In practical terms, health professionals encourage people to approach dieting with a focus on gradual, sustainable changes rather than rapid, restrictive patterns. If someone is considering fasting, it is wise to consult a clinician, especially for those with medical conditions or who are taking medications. Education on recognizing warning signs of hypoglycemia, planning meals around balanced macronutrients, and ensuring adequate hydration are all part of safer dietary choices. Ultimately, the goal is to support both physical health and mental clarity, while avoiding hunger-driven decisions that could backfire in the long run. For individuals seeking guidance, many health systems and dietitians offer personalized plans that align with medical history, lifestyle, and nutritional needs, without sacrificing safety or daily functioning.

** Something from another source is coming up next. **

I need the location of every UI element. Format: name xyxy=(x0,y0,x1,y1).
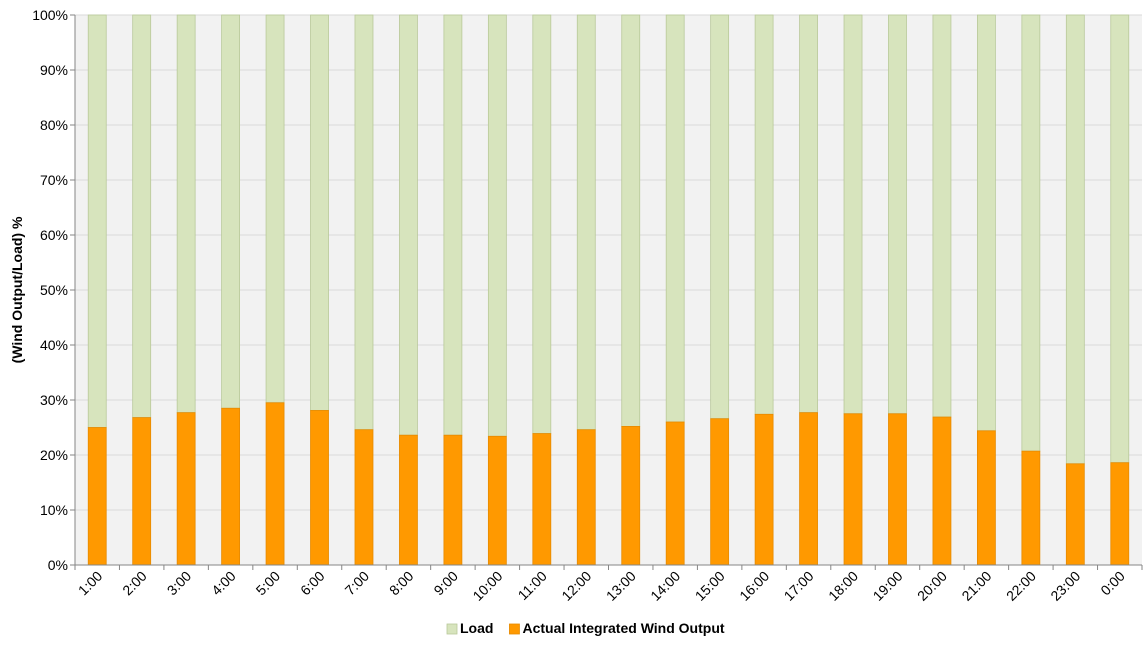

Experts underscore that safe eating patterns, regular monitoring of how the body responds to changes, and a commitment to nutrient-dense foods are more reliable than strict fasting rules. They advise a steady approach to weight management, one built on consistent meals, wholesome ingredients, and a mindful view of how food affects energy, mood, and concentration. The underlying message remains clear: health and balance should come first, with any fasting plan treated as a temporary adjustment rather than a permanent lifestyle, particularly for those in high-risk groups.